For Christians, eternal faith in God and pious behavior during life leads to the soul’s resurrection into Heaven in the afterlife. Their beliefs emphasize forgiveness, repentance, and judgment after death. If people have properly repented their sins to God, their souls will spend eternity in Heaven, but those who have led a sinful life with no penitence may be sent to Hell. The objects displayed here represent these beliefs.
While the previous section deals with martyrs who attained sainthood in the afterlife, these works demonstrate that not all saints were martyred. For example, the Virgin Mary exemplified mercy and forgiveness and was canonized during the Middle Ages. Others have also been elevated to the status of sainthood after death because of their pious behavior and theological pursuits while living.
In these artworks, specific visual symbols have been used to represent Christian beliefs, and such symbols were also used in association with death.

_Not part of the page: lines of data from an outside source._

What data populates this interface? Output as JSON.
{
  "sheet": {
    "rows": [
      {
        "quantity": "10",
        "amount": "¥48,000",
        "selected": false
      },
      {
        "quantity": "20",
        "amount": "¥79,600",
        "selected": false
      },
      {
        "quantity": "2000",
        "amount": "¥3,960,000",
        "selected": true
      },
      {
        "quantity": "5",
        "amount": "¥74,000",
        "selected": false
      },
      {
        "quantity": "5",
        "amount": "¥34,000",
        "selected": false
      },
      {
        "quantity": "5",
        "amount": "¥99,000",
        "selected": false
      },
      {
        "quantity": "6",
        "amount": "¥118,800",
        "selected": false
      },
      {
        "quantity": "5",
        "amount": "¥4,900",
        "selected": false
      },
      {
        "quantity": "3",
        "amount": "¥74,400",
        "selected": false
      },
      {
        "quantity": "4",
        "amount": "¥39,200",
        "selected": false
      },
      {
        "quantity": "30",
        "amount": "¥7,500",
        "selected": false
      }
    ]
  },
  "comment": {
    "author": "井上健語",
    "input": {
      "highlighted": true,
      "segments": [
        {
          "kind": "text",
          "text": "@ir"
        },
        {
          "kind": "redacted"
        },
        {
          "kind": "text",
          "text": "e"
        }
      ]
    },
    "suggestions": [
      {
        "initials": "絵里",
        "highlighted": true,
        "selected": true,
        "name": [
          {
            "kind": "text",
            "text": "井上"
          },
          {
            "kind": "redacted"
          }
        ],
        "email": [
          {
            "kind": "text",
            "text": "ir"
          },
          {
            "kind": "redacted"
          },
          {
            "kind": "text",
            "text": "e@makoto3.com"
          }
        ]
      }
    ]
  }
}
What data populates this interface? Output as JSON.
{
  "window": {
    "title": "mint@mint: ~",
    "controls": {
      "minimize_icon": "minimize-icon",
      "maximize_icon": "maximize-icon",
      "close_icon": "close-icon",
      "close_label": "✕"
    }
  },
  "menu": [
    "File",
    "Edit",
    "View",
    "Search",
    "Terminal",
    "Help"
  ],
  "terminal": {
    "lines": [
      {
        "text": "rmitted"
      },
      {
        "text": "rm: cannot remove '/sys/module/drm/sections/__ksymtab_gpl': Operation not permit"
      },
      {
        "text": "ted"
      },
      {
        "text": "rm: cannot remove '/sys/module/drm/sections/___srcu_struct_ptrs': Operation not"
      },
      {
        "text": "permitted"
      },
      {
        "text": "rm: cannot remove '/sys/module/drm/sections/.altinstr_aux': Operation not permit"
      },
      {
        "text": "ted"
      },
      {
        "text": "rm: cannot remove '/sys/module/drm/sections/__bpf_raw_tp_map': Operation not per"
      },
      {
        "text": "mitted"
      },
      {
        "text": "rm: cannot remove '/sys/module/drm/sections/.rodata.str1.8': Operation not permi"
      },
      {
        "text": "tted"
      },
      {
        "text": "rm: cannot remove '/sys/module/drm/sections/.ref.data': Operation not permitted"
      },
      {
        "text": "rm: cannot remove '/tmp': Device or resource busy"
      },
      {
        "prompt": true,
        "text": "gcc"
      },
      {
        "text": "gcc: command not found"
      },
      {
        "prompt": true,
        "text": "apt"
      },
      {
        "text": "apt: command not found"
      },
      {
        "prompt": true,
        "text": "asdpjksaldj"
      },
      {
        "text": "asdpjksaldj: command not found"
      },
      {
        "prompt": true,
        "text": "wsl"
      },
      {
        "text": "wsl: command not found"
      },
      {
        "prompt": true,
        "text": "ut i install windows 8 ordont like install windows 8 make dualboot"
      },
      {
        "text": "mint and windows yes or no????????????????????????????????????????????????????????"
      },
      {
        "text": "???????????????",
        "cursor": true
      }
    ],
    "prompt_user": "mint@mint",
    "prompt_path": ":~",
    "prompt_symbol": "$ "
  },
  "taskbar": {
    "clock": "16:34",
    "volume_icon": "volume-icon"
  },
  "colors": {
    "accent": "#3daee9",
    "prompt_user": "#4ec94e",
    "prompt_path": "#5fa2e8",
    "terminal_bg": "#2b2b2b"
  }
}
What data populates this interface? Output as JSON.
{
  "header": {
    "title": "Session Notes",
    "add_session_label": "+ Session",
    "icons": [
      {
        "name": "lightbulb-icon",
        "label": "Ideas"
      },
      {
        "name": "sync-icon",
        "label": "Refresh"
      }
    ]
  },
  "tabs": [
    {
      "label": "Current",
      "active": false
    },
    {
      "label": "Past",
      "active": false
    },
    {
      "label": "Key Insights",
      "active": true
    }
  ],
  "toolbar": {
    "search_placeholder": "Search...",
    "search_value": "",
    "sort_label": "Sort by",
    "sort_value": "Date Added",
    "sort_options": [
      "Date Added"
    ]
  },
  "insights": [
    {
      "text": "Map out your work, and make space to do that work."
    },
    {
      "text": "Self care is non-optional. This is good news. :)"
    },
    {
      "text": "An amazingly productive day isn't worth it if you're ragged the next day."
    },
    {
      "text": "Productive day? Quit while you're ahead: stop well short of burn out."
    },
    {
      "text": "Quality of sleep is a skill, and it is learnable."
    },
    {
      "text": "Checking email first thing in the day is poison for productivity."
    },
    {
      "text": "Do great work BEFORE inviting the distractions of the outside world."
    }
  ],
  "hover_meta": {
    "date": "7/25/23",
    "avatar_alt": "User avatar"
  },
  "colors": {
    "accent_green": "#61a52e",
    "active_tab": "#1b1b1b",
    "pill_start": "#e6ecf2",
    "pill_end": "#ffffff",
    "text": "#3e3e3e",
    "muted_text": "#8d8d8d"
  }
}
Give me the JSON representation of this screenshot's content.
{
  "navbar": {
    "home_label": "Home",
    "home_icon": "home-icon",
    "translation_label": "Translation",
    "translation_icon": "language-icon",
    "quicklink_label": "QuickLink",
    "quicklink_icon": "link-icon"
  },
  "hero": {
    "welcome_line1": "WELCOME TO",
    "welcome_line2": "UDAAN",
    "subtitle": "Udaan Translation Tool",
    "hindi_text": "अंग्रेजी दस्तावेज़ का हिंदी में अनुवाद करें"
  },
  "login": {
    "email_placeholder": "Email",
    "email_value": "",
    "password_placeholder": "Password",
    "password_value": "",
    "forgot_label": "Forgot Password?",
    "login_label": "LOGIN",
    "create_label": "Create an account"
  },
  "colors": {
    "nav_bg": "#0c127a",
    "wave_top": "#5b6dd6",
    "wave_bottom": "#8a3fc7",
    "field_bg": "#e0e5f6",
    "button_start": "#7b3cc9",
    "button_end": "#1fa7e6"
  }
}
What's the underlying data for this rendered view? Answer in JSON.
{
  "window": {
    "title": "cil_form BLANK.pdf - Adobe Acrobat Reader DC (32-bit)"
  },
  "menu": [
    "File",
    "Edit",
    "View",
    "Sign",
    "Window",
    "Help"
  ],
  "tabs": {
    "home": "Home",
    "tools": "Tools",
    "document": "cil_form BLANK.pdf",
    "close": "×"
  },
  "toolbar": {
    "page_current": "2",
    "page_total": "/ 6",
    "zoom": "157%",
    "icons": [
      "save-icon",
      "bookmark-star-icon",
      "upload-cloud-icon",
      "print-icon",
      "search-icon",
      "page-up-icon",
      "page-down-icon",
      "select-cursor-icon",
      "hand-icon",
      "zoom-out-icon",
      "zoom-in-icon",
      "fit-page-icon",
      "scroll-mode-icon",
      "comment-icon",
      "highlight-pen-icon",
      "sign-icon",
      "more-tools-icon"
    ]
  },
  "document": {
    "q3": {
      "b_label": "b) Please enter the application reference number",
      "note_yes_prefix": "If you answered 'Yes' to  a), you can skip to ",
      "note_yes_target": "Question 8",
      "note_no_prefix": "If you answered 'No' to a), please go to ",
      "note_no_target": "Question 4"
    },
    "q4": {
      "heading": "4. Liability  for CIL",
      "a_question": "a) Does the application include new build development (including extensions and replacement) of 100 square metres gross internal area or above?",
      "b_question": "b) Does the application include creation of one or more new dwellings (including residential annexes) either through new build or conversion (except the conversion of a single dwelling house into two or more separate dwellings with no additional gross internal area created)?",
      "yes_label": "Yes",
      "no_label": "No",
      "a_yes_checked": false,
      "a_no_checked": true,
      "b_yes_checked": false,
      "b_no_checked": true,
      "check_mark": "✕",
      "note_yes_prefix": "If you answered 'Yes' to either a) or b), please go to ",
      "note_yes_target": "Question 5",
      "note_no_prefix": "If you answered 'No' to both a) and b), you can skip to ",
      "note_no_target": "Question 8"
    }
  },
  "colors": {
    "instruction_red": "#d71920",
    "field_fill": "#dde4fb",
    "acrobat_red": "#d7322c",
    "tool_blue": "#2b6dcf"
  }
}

For example, during the Middle Ages and Renaissance, an angel and a demon battling over the deceased’s soul (shown as a naked child) represented judgment after death. Biblical stories were included to remind viewers of proper behavior. Non-Biblical imagery included depictions of deathbed scenes, burial practices, and death (represented by a decayed corpse) confronting the living.
Christians believe that, after the physical body dies, the place where the soul spends eternity is determined by life on earth. The reminder of death thus dictates behavior. These objects were meant to remind Christian viewers of death’s inevitability and the necessity for conducting oneself accordingly.